Their data, combined with supercomputer modeling simulations, suggested that there was no evidence of anoxia ­­– or lack of oxygen ­– strengthening during the extinction event in the shallow ocean animal habitat where most organisms lived, meaning that climate cooling that occurred during the Late Ordovician period combined with additional factors likely was responsible for LOME.

On the other hand, there is evidence that anoxia in deep oceans expanded during that same time, a mystery that cannot be explained by the classic model of ocean oxygen, climate modeling expert Alexandre Pohl says.

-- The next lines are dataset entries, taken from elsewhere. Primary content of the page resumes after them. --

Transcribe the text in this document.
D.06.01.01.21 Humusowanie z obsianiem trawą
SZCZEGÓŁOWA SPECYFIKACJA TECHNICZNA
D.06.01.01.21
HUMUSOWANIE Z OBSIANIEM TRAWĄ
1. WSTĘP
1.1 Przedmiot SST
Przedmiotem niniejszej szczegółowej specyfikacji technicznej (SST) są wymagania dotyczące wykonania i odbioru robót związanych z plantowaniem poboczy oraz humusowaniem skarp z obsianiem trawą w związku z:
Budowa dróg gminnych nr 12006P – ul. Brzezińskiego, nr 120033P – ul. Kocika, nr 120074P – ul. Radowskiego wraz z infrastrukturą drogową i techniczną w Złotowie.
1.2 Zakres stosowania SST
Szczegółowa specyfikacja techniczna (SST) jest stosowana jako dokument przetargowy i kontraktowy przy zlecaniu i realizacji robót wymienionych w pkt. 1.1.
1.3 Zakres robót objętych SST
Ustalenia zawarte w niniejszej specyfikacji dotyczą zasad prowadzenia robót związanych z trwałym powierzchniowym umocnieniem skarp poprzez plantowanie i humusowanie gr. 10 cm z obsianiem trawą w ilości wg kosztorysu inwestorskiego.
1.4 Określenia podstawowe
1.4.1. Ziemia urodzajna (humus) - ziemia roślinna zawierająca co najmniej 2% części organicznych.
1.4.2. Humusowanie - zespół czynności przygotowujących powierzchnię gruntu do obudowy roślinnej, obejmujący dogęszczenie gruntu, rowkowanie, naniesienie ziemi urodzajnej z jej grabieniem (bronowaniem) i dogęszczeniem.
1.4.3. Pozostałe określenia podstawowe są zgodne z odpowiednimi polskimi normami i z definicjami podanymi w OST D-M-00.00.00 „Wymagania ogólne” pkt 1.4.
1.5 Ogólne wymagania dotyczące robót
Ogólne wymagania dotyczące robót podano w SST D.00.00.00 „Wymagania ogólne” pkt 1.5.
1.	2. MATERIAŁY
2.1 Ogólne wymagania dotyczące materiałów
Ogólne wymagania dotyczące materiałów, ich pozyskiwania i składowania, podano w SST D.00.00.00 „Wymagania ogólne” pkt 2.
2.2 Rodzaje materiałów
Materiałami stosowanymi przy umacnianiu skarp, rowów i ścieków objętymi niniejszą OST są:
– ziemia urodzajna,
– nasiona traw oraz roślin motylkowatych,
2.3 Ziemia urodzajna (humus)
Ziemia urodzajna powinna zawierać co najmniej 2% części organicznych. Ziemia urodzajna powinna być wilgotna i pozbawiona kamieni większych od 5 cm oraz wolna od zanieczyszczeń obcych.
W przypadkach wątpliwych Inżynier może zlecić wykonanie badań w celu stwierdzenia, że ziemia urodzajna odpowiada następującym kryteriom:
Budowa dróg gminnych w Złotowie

“Upper-ocean oxygenation in response to cooling was anticipated because atmospheric oxygen preferentially dissolves in cold waters,” Pohl says. “However, we were surprised to see expanded anoxia in the lower ocean since anoxia in Earth’s history is generally associated with volcanism-induced global warming.”

They attribute the deep-sea anoxia to the circulation of seawater through global oceans. Pohl says that a key point to keep in mind is that ocean circulation is a very important component of the climatic system.

He was part of a team led by senior modeler Andy Ridgwell, professor at UC Riverside, whose supercomputer modeling results show that climate cooling likely altered ocean circulation patterns, halting the flow of oxygen-rich water in shallow seas to the deeper ocean.